Kapitel 4: Stand der Forschung und eigener Ansatz

gibt einen Überblick über die psychologische Forschung zum Thema. Diese konzentriert sich vor allem auf die Untersuchungen von Augenbewegungen während des Notenlesens und auf die Entwicklung kognitiver Modelle des Notenlesens. Zum Zeitpunkt der Untersuchung hat die Forschung noch nicht zu einem systematischen Trainingsmodell für das Prima-Vista-Spiel geführt. Meist wird Musikern mit schlechten Blattlesefertigkeiten geraten, bestimmte Eigenschaften und Verhaltensweisen guter Blattleser zu erwerben (z. B. größere Einheiten zu lesen und das Lesen von Einzelnoten zu vermeiden.)

Diese Arbeit verfolgt einen anderen Ansatz. Weil gutes Blattspiel ein Vorgang ist, der ohne bewusste Anstrengung ausgeführt wird, sollten schlechte Blattspieler von Trainingsmethoden profitieren, die die Umsetzung von Einzelnoten und -rhythmen in musikalische Handlungen automatisieren.

Kapitel 5: Rhythmen und Tonhöhen

listet die zu automatisierenden Rhythmen und Noten auf. Die zweistimmigen Inventionen werden mit einem Text in Buchstabenschrift verglichen. Auf der Basis der gewonnenen Daten wird angenommen, dass übliche Notentexte sich im allgemeinen kaum als Übungen zum Prima-Vista-Spiel eignen. Ein alternatives Programm von Blattspielübungen wird vorgestellt.

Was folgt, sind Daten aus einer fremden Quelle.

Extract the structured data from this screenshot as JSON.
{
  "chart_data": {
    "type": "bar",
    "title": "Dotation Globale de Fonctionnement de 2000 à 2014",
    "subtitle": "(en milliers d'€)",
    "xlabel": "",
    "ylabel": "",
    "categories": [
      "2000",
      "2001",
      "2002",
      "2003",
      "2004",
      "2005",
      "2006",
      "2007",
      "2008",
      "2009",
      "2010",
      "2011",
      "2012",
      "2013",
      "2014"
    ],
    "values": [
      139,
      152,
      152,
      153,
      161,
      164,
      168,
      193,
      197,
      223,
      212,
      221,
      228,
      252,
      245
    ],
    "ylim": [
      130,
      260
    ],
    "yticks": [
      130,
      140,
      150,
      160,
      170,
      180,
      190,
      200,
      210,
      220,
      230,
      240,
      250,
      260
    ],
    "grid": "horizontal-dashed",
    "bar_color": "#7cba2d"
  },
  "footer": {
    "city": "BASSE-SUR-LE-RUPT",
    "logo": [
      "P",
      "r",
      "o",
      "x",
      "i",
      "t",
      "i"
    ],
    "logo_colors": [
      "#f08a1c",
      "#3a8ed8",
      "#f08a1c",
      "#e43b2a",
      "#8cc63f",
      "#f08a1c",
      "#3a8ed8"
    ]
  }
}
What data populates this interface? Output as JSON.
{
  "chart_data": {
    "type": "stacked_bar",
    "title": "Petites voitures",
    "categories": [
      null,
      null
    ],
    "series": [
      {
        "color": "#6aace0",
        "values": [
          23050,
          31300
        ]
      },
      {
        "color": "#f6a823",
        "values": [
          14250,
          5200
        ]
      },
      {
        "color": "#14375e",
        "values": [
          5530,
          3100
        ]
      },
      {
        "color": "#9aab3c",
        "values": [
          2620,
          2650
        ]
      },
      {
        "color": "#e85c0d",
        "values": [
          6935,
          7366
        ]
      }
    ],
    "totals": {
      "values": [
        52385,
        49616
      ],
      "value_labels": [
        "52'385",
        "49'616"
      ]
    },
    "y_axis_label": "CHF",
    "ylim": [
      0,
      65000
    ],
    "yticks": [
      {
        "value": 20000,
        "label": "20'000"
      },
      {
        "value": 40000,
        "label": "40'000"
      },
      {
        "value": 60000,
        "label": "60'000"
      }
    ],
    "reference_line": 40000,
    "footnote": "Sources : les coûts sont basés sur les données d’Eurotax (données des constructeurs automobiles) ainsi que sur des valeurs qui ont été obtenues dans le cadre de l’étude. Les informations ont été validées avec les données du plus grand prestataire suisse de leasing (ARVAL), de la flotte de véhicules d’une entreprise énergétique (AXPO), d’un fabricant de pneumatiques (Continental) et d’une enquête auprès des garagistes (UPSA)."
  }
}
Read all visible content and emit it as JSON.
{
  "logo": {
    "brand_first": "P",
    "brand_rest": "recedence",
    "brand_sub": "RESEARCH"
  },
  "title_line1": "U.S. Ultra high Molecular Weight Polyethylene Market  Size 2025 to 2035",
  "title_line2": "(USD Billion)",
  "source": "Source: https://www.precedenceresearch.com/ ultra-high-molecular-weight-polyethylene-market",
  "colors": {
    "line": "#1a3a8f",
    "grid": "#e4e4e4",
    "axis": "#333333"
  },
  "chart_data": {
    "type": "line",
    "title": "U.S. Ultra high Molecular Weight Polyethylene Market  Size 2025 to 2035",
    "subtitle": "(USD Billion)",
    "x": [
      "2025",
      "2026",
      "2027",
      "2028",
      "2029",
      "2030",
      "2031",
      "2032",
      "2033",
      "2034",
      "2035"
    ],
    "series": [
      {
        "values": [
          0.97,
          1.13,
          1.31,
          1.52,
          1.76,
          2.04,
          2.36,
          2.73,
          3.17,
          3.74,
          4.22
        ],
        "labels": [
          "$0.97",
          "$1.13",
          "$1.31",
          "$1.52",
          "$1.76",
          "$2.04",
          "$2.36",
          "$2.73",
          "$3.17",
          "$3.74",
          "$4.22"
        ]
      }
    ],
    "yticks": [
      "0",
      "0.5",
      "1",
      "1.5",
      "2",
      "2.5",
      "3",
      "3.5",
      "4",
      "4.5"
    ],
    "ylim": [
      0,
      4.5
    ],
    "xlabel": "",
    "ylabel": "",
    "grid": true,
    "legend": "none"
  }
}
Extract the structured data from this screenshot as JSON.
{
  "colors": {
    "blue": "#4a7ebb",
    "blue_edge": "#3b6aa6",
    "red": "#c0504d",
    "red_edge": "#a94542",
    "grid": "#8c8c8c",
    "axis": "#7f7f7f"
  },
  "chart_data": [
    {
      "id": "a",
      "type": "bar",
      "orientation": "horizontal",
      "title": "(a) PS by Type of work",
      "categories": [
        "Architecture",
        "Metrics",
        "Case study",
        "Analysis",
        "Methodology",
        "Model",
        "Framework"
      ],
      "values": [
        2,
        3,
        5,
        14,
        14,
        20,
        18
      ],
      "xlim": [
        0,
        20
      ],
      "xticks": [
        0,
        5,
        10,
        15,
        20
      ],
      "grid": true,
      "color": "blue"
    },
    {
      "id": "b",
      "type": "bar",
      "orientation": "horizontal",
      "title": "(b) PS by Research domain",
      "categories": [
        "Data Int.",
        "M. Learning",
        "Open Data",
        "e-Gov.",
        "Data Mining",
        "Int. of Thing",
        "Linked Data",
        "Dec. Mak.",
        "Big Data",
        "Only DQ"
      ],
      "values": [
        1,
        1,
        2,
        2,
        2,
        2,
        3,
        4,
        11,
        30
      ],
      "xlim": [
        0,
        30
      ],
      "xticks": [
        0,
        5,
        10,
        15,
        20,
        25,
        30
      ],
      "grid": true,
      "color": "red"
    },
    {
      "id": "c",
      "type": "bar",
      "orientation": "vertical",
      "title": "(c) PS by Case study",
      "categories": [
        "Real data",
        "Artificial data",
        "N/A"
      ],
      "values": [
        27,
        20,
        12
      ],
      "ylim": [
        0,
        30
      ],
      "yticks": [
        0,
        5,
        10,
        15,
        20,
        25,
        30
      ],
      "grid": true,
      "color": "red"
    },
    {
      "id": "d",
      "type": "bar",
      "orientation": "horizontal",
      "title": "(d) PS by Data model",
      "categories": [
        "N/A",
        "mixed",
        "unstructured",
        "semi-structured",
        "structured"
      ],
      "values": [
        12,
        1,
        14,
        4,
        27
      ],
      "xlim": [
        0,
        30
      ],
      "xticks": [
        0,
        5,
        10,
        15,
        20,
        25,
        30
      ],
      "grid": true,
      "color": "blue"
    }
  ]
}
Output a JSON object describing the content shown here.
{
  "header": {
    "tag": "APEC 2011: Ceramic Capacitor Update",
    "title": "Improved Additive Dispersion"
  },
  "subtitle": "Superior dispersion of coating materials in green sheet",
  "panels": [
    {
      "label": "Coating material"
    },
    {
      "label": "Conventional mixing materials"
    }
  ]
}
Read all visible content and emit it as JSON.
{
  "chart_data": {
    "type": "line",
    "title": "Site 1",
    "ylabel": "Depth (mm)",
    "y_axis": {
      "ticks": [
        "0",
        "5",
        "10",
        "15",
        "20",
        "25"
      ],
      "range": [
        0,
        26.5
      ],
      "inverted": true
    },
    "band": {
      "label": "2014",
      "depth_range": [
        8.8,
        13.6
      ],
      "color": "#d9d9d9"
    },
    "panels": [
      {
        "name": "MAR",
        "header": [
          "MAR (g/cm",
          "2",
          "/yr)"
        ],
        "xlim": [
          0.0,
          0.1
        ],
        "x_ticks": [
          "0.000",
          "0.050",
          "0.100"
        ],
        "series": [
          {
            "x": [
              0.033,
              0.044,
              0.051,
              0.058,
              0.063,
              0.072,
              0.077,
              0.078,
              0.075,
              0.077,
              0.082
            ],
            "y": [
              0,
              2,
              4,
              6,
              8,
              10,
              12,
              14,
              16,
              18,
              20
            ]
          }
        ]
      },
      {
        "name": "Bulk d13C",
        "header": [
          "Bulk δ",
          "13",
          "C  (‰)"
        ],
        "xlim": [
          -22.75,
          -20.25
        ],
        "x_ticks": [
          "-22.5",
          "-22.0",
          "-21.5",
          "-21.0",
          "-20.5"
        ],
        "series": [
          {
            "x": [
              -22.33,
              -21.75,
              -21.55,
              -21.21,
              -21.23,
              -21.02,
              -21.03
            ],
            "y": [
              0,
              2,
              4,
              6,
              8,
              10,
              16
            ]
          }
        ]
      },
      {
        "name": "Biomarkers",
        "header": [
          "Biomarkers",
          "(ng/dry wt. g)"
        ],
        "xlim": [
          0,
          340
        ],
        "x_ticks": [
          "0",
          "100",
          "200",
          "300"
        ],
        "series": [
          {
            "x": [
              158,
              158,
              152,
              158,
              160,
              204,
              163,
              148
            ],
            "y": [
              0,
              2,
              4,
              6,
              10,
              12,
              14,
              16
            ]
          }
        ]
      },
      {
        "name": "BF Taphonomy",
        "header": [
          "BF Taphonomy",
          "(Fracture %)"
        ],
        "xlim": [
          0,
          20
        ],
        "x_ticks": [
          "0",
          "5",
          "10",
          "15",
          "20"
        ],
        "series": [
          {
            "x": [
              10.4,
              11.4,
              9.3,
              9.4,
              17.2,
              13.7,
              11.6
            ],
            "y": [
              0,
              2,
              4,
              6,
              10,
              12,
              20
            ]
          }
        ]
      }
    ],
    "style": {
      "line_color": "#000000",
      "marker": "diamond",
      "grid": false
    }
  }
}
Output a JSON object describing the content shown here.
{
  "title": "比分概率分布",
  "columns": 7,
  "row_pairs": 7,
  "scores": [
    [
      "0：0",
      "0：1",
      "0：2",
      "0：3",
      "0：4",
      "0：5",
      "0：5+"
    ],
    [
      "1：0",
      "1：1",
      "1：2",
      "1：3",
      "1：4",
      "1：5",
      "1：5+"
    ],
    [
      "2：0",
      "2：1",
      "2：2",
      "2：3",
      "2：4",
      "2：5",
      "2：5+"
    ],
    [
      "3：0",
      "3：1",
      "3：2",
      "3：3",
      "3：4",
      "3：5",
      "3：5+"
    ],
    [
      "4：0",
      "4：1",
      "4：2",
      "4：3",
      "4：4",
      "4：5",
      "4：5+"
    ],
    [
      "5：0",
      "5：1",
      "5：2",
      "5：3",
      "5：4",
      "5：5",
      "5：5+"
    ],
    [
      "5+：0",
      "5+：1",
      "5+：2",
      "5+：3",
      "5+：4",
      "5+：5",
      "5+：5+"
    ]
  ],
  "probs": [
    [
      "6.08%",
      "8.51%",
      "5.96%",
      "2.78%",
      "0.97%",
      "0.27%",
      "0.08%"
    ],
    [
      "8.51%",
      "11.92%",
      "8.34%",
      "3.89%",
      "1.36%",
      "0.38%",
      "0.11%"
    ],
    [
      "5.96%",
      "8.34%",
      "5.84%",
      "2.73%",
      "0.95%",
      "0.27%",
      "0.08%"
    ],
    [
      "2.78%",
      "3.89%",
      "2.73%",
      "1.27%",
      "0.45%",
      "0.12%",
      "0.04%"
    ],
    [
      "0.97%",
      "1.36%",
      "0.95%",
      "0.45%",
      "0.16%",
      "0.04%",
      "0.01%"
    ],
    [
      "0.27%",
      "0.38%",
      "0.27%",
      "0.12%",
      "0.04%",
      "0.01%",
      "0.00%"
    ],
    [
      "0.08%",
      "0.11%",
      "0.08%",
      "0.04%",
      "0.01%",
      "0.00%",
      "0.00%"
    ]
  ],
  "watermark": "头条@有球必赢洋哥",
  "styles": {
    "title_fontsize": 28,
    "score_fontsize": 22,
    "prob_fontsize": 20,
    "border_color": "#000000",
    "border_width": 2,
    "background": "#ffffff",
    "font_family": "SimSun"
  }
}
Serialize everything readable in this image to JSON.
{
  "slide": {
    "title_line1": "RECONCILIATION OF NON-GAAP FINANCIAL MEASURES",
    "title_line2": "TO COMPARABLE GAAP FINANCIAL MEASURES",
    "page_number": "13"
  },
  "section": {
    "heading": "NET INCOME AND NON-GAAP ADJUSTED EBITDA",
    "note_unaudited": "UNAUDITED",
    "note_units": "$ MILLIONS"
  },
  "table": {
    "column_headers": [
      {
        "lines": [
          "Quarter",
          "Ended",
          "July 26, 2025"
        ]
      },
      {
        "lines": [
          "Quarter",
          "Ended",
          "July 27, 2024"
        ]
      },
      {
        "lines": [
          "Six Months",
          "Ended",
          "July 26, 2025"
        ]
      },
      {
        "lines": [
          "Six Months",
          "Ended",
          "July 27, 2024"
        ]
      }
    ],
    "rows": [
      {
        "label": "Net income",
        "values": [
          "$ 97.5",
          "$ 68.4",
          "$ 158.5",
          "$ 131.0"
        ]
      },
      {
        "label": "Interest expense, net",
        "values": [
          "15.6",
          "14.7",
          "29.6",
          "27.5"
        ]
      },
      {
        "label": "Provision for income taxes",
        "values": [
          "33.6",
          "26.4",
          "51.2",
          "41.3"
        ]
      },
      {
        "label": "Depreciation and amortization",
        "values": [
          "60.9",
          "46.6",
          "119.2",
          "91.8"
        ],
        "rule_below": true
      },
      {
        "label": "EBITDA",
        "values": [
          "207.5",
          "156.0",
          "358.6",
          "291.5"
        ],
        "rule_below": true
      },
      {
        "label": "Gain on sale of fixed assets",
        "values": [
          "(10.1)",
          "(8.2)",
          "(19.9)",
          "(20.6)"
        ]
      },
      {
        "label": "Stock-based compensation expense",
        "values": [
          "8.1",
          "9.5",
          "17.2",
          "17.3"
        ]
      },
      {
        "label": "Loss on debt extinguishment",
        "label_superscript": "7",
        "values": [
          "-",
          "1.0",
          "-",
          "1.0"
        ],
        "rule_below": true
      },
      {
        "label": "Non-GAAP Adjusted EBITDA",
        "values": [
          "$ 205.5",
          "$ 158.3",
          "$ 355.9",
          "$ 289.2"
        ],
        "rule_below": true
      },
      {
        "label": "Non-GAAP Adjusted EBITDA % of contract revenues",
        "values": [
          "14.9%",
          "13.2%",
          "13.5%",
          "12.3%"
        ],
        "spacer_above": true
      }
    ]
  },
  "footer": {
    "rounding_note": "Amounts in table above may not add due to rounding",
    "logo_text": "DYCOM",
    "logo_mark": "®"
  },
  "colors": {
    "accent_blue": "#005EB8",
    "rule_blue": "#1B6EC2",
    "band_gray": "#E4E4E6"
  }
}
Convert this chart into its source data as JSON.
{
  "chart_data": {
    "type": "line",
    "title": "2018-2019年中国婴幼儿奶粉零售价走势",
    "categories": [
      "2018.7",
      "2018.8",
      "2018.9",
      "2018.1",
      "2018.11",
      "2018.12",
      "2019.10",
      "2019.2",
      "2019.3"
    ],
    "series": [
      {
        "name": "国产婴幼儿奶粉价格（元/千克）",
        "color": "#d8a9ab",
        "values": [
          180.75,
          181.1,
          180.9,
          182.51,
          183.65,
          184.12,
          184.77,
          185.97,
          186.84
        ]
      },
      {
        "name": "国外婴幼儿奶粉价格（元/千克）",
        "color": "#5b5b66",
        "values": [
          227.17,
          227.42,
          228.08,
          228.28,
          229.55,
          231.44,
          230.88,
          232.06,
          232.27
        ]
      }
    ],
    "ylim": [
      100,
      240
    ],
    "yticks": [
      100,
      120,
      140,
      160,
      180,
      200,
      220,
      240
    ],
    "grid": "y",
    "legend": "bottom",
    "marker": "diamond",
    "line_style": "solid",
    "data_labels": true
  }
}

Kapitel 6: Wirkungen des Trainingsprogramms

beschreibt, wie das Programm in fünf aufeinander folgenden Lernsituationen auf seine Effektivität hin untersucht wird. Die Resultate und Probleme werden nach jeder Lernsituation erörtert und Lösungen vorgeschlagen. In der fünften Lernsituation gelingt es, einen schlechten Blattspieler mit guten musikalischen und instrumentalen Fähigkeiten von seinen Leseproblemen zu befreien.

Schlussfolgerungen

Fünf wesentliche Aussagen dieser Arbeit sind:

  1. Musikstücke wie die zweistimmigen Inventionen von Bach sind nur dann als Übungen zum Prima-Vista-Spiel geeignet, wenn der Leser bereits über eine angemessene Lesetechnik (Lesestrategie) verfügt.
  2. Audiation (musikalische Hörfähigkeit und musikalisches Vorstellungsvermögen) ist die wichtigste Voraussetzung für wirkliche musikalische Literalität.
  3. Die Fertigkeit, Musik auszuüben, sollte zeitlich vor der Fertigkeit des Musiklesens und -schreibens erworben werden.
  4. Die Fertigkeit, Notenschrift in musikalische Handlungen umzusetzen (und umgekehrt) kann durch Lehrprogramme zu Übungszwecken (drill and practice programs) verbessert werden.
  5. Ein Trainingsprogramm, das die Fertigkeit im automatisierten Lesen (und Schreiben) von Einzelnoten und -rhythmen schult, kann die Fertigkeit im Prima-Vista-Spiel verbessern.

Der Text mit seinem siebenteiligen Anhang bietet Übungen zum Notenlesen, zur Gehörbildung, Fingerübungen und die statistischen Daten der Inventionen.